Literals and escapes
Most characters in a regex match themselves: 'cat' matches the substring 'cat' anywhere in the input. A handful of characters have special meaning and must be escaped with a backslash to match literally: . * + ? ( ) [ ] { } | ^ $ \. So '3\.14' matches the literal string '3.14', while '3.14' would match '3' followed by any character followed by '14' (the dot is a metacharacter).
Character classes
- [abc] — any one of a, b, or c.
- [a-z] — any lowercase letter (range shortcut).
- [^0-9] — any character that is NOT a digit (negation with ^ at the start).
- \d — any digit, equivalent to [0-9].
- \w — word character: letters, digits, underscore.
- \s — whitespace: spaces, tabs, newlines.
- . — any character except a newline by default (use the 's' flag to include newlines).
Quantifiers
- * — zero or more of the previous element.

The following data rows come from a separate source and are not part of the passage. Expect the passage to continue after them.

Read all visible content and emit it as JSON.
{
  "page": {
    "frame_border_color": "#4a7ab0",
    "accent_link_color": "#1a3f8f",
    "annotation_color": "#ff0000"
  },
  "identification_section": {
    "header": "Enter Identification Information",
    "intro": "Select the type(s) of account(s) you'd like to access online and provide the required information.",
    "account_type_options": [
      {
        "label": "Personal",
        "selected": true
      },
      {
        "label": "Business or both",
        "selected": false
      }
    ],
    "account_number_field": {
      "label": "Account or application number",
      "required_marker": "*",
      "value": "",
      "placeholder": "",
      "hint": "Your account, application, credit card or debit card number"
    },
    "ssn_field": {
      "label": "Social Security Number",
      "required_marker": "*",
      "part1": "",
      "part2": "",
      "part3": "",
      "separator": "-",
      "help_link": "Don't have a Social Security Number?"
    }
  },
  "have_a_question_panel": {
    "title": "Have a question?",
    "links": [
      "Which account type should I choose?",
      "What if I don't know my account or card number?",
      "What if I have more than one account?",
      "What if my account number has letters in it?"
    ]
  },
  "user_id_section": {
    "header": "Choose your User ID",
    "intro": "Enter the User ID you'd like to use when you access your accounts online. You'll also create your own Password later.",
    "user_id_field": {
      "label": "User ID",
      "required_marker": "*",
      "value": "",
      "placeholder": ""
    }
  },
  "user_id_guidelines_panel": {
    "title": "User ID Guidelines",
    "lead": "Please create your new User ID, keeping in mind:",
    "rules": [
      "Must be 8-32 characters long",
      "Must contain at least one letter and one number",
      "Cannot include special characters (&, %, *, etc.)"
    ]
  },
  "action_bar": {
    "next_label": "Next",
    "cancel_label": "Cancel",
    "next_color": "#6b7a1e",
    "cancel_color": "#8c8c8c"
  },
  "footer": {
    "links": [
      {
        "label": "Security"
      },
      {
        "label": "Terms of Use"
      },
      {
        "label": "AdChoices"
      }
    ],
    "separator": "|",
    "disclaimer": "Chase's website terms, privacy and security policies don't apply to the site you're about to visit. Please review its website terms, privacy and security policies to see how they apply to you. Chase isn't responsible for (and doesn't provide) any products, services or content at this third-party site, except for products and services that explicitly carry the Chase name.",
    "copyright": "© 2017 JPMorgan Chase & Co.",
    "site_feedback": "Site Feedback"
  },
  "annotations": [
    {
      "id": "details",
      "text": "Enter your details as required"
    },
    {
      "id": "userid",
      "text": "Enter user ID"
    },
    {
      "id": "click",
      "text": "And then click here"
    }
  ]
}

- + — one or more of the previous element.
- ? — zero or one of the previous element (makes it optional).
- {3} — exactly three.
- {3,} — three or more.
- {3,5} — between three and five.
- By default, quantifiers are 'greedy' — they match as much as possible. Add ? after the quantifier to make it 'lazy' (.*? matches as little as possible).
Anchors
Anchors do not match characters; they match positions. '^' matches the start of the string (or line, with the 'm' flag), '$' matches the end of the string (or line). '\b' matches a word boundary — the position between a word character and a non-word character. So '^hello' matches only when 'hello' is at the start, and '\bcat\b' matches 'cat' as a whole word, not the 'cat' inside 'category' or 'concatenate'.
Groups and alternation
Parentheses '(...)' group part of a pattern so that quantifiers and alternation apply to the whole group, and they also capture the matched text for use later. '(cat|dog)' matches either 'cat' or 'dog'. 'gr(a|e)y' matches 'gray' or 'grey'. Non-capturing groups use '(?:...)' when you want grouping without capturing — useful for performance and to keep capture indices clean.
Flags
- i — case-insensitive: /hello/i matches 'Hello', 'HELLO', etc.
- g — global: find all matches, not just the first.
- m — multiline: ^ and $ match start/end of each line, not just the whole input.
- s — dotall: . matches newlines too.
- u — Unicode: enables full Unicode handling (essential for non-ASCII input).
Common practical patterns
- Trim whitespace at start and end: ^\s+|\s+$
- Match an integer (possibly negative): -?\d+
- Match a decimal number: -?\d+(?:\.\d+)?
- Loose email check (use a proper library for serious validation): \S+@\S+\.\S+
- URL: https?://\S+
- Hex color: #(?:[0-9a-f]{3}|[0-9a-f]{6})\b
- ISO 8601 date: \d{4}-\d{2}-\d{2}
Things regex is bad at
Regex is not the right tool for parsing nested structures like HTML, XML, or programming languages — those have rules a flat pattern cannot express. Validating an email address strictly against RFC 5322 requires a parser, not a regex. For URL parsing, file path manipulation, or JSON, use your language's dedicated library. Use regex for matching patterns in text where the grammar is regular.
Practice and debug iteratively
Even experienced engineers write regex incrementally. Start with the most distinctive part of the pattern, test against examples that should match and examples that should not, then add boundary conditions and edge cases. A regex tester (like ours, which runs entirely in your browser) gives instant feedback on what is matching and what is being captured — far more efficient than writing the regex and then running your whole program.